Personal information
- Full name: Zafar Ali
- Born: 21 September 1987 (age 38) Shahdol, Madhya Pradesh, India
- Batting: Right-handed
- Role: Wicketkeeper

Domestic team information
- 2007–: Madhya Pradesh

Career statistics
| Competition | FC | LA | T20 |
| Matches | 14 | 3 | 12 |
| Runs scored | 421 | 67 | 196 |
| Batting average | 19.13 | 22.33 | 21.77 |
| 100s/50s | 0/3 | 0/0 | 0/1 |
| Top score | 98 | 33 | 70* |
| Catches/stumpings | 22/– | 2/– | 9/– |
- Source: Cricinfo, 26 February, 2016

= Zafar Ali (Indian cricketer) =

Indian cricketer (born 1987)

Zafar Ali (born 21 September 1987) is an Indian cricketer who plays for Madhya Pradesh cricket team. He is a right-handed wicket-keeper batsman. He normally plays as a back-up keeper to Naman Ojha on the team.

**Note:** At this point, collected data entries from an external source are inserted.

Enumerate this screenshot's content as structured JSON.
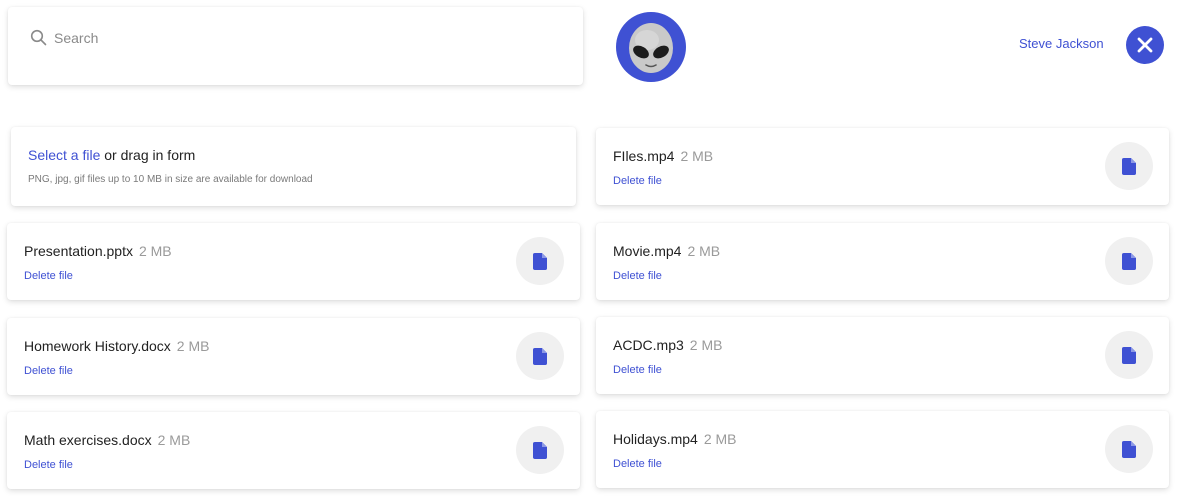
{
  "search": {
    "placeholder": "Search",
    "value": "",
    "icon": "search-icon"
  },
  "user": {
    "name": "Steve Jackson",
    "avatar": "alien-emoji",
    "close_icon": "close-icon"
  },
  "upload": {
    "select_link": "Select a file",
    "rest": " or drag in form",
    "hint": "PNG, jpg, gif files up to 10 MB in size are available for download"
  },
  "colors": {
    "accent": "#3f51d3",
    "button_bg": "#f0f0f0",
    "muted": "#9a9a9a"
  },
  "files_left": [
    {
      "name": "Presentation.pptx",
      "size": "2 MB",
      "delete": "Delete file",
      "icon": "document-icon"
    },
    {
      "name": "Homework History.docx",
      "size": "2 MB",
      "delete": "Delete file",
      "icon": "document-icon"
    },
    {
      "name": "Math exercises.docx",
      "size": "2 MB",
      "delete": "Delete file",
      "icon": "document-icon"
    }
  ],
  "files_right": [
    {
      "name": "FIles.mp4",
      "size": "2 MB",
      "delete": "Delete file",
      "icon": "document-icon"
    },
    {
      "name": "Movie.mp4",
      "size": "2 MB",
      "delete": "Delete file",
      "icon": "document-icon"
    },
    {
      "name": "ACDC.mp3",
      "size": "2 MB",
      "delete": "Delete file",
      "icon": "document-icon"
    },
    {
      "name": "Holidays.mp4",
      "size": "2 MB",
      "delete": "Delete file",
      "icon": "document-icon"
    }
  ]
}
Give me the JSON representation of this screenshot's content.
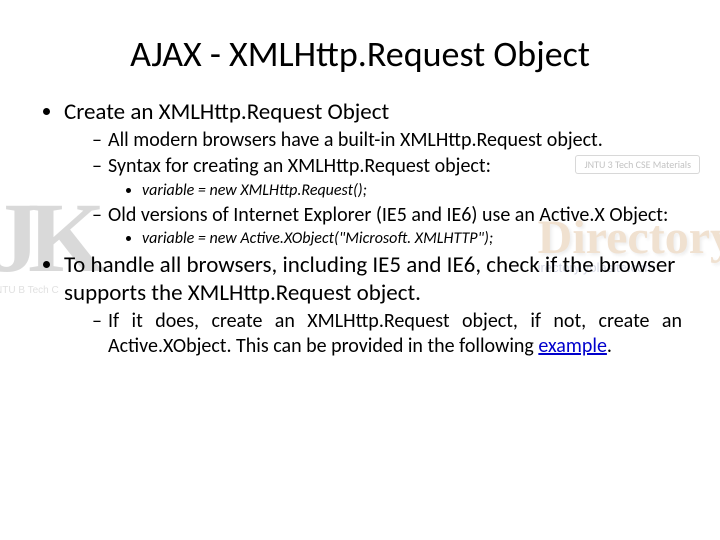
{
  "watermark": {
    "left_letters_j": "J",
    "left_letters_k": "K",
    "left_sub": "JNTU B Tech C",
    "right_big": "Directory!",
    "right_url": "irectory.yolasite.com",
    "pill": "JNTU 3 Tech CSE Materials"
  },
  "title": "AJAX - XMLHttp.Request Object",
  "bullets": {
    "b1": "Create an XMLHttp.Request Object",
    "b1_1": "All modern browsers have a built-in XMLHttp.Request object.",
    "b1_2": "Syntax for creating an XMLHttp.Request object:",
    "b1_2_1": "variable = new XMLHttp.Request();",
    "b1_3": "Old versions of Internet Explorer (IE5 and IE6) use an Active.X Object:",
    "b1_3_1": "variable = new Active.XObject(\"Microsoft. XMLHTTP\");",
    "b2": "To handle all browsers, including IE5 and IE6, check if the browser supports the XMLHttp.Request object.",
    "b2_1_pre": "If it does, create an XMLHttp.Request object, if not, create an Active.XObject. This can be provided in the following ",
    "b2_1_link": "example",
    "b2_1_post": "."
  }
}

He made his List A debut in February 2007 against Vidarbha cricket team at Maharani Usharaje Trust Cricket Ground as an opener, where he scored 33 runs.

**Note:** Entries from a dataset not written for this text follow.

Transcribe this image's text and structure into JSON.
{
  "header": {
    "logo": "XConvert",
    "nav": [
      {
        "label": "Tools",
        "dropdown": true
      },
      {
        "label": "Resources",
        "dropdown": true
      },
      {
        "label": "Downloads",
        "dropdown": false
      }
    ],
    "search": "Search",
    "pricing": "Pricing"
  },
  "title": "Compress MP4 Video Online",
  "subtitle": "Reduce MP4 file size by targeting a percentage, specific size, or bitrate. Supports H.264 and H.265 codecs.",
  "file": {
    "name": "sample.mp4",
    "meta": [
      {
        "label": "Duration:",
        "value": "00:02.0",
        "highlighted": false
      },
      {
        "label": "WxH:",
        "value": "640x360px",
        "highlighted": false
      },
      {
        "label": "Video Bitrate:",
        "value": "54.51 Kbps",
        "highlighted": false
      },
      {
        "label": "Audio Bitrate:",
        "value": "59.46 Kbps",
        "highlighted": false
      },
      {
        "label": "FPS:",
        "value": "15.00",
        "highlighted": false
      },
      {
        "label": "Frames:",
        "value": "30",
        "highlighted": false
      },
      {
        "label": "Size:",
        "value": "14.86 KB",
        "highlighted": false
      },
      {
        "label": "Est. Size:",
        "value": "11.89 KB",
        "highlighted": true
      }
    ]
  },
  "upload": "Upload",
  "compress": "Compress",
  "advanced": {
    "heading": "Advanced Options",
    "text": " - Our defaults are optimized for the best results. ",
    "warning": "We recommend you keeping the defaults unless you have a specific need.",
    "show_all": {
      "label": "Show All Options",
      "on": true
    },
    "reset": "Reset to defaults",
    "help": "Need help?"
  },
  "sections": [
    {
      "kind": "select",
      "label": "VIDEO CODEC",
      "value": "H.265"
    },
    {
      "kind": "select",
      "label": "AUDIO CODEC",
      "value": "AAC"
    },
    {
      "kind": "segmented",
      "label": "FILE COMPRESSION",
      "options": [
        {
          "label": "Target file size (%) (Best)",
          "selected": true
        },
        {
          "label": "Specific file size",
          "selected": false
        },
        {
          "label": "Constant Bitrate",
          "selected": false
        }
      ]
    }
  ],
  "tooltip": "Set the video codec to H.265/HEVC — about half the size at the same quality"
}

He made his Twenty20 debut in March 2007 against Tamil Nadu cricket team at Sardar Patel Stadium as an opener, where he scored 22 runs and took 2 catches.

He made his first-class debut in November 2008 against Services cricket team at Palam A Ground as a batsman, where he scored 11 runs.

In 2011, he scored a defiant 98 runs off 291 balls, but was not able to prevent Tamil Nadu cricket team from taking a lead of 197 runs.